The landmark CCPA gives California consumers, for the first time, the ability to access, delete, and stop the sale of their personal information. Californians finally have a real opportunity to exercise their constitutional right to privacy. But tech companies have been able to avoid meaningful regulations for decades, and their behavior suggests that they’re not going to let the CCPA get in the way of their sale of consumers’ personal information.
It’s up to the AG to hold companies accountable, especially as many of them have willfully ignored the CCPA since it went into effect in January. Making matters worse, several of the changes to the draft rules proposed by the AG take a significant step back from the draft released in October. Most concerning, the updated rules exempt IP addresses from the definition of personal information—an unacceptable change that would dramatically weaken the existing statute.

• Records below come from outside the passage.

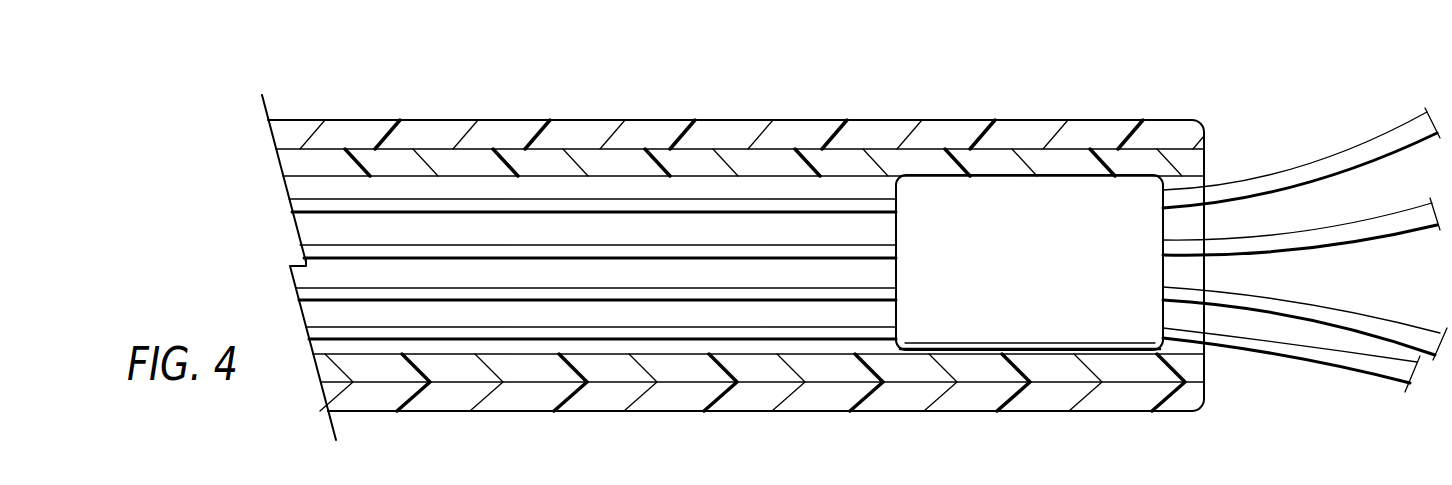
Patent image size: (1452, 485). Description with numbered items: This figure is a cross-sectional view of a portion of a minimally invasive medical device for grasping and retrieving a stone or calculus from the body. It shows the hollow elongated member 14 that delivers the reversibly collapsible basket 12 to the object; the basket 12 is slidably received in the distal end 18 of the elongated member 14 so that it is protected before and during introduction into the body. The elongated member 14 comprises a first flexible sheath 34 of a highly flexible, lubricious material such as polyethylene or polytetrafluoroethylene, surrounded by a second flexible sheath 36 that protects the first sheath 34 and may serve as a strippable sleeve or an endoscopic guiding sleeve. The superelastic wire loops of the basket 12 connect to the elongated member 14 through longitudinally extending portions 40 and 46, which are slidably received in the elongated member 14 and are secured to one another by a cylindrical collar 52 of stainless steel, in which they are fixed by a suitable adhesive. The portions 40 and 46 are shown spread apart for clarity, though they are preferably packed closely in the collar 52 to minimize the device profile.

The reversibly collapsible basket 12 is at (1358, 252).
The elongated member 14 is at (768, 103).
The distal end 18 is at (967, 115).
The first flexible sheath 34 is at (597, 160).
The second flexible sheath 36 is at (808, 405).
The longitudinally extending portion 40 is at (502, 203).
The longitudinally extending portion 46 is at (450, 248).
The cylindrical collar 52 is at (1132, 182).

To protect consumers, we urge the AG to:
- Clarify that sharing for cross-context targeted advertising falls under the definition of sale;
- Tighten the service provider exemption;
- Remove the new limits on the definition of personal information, which would create a significant loophole for targeted advertising;
- Make global, browser opt-outs more user-friendly;
- Clarify that financial incentives in markets that lack competition is an unfair and usurious practice;
- Require companies to forward opt-out requests to third-party recipients of data where possible; and
- Consider a retention limit on records of deletion.
More information continues to become known about the extent to which consumers’ personal information—collected not only online, but through their phone handsets, apps, televisions, and smart devices—is bought and sold without their knowledge, and the lengths to which companies will go to avoid complying with even baseline privacy protections. The AG needs to take swift action to ensure that consumers are able to exercise their privacy rights.